Size: 10-15 feet in diameter at the most, but may be however long it is deemed necessary within reason; proportions of earthworms do not directly scale width/length according to the previous Wikipedia link that states:
10 mm (0.39 in) long and 1 mm (0.039 in) wide to 3 m (9.8 ft) long and over 25 mm (0.98 in) wide [the larger size being the Giant Gippsland earthworm]
I would not desire my 10' diameter worm to be 1000' long! So they will be a wider, stouter variety (more like a Goliath Beetle's larva proportions, which "are capable of growing up to 250 millimetres (9.8 in) in length" with a much thicker shape). Something in the 50'-150' range seems reasonable to consider.
- Shape: May have some type of small "leg-like" appendages either in the front or full length, but generally still a worm more than a centipede, so either very few, short stout legs (like the grub example above) or smaller, almost "hairlike" (in proportion to its size, anyway) legs the run the length.
- Diet: Not naturally carnivorous, though if they are "capable" of eating flesh, that is okay; ideally, while earthworms subsist not off earth itself, but plant matter in the earth, some consideration of how they might actually digest and subsist off earth/rock would be nice (acidic juices that "dissolve" the rock before ingestion, etc.), since they are purely subterranean.

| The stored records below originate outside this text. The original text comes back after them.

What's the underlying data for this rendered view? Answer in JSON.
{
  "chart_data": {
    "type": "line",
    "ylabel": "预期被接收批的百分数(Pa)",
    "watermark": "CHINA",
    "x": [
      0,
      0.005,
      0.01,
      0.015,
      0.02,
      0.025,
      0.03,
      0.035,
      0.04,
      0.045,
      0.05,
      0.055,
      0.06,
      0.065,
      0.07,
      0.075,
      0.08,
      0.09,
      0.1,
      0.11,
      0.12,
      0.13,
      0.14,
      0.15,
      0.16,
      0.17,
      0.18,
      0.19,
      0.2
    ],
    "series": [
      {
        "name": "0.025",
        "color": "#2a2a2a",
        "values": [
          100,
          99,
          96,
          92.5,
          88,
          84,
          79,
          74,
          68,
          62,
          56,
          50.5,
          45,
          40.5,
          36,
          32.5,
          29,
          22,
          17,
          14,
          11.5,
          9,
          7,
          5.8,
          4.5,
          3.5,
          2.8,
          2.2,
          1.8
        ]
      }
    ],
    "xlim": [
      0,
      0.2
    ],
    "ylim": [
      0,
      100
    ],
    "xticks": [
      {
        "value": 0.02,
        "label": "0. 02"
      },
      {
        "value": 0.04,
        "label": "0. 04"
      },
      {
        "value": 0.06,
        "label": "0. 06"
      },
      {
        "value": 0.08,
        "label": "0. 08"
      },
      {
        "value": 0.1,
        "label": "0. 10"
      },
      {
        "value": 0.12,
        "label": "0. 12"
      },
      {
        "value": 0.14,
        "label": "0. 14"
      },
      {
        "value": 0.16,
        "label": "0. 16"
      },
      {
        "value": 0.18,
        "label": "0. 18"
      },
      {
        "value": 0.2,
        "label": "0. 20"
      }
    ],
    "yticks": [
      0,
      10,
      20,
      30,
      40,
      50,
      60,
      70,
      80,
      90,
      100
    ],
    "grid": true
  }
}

- Intelligence: Nothing more than animal (or even that of an earthworm) needed.
What things need to be considered to have such a worm be "naturally" feasible? A small suspension of belief is acceptable, but generally what kind of systems (physiological, ecological, etc.) would it need to have in place to grow to that size and possibly live off "earth" (or if not, what would it need to survive)?
3I'm assuming you have read Frank Herbert's Dune, which is pretty much the de facto literature on the development of large worms. – Cort Ammon – 2016-04-16T00:18:48.500
Pier Anthony's "Magic of Xanth" has a series of friendly worms including a large one called a diggle. Removing its magical ability, you can have it replace all earth it eats (like a dwarf in the Artemis Fowl books) to prevent cave-ins from their paths and more solid rocks in the earth to help stabilize it and mitigate some earthquakes caused by the worms moving.
– Marion – 2016-04-16T00:39:10.103@CortAmmon: I am familiar with but have not read Dune (though I probably should make it a point to); however, the sandworms are far larger than what I envision (or would expect could conceivably dwell on an Earth-like planet; the desert sands of Arrakis makes sense), since they are 10+ times larger in diameter.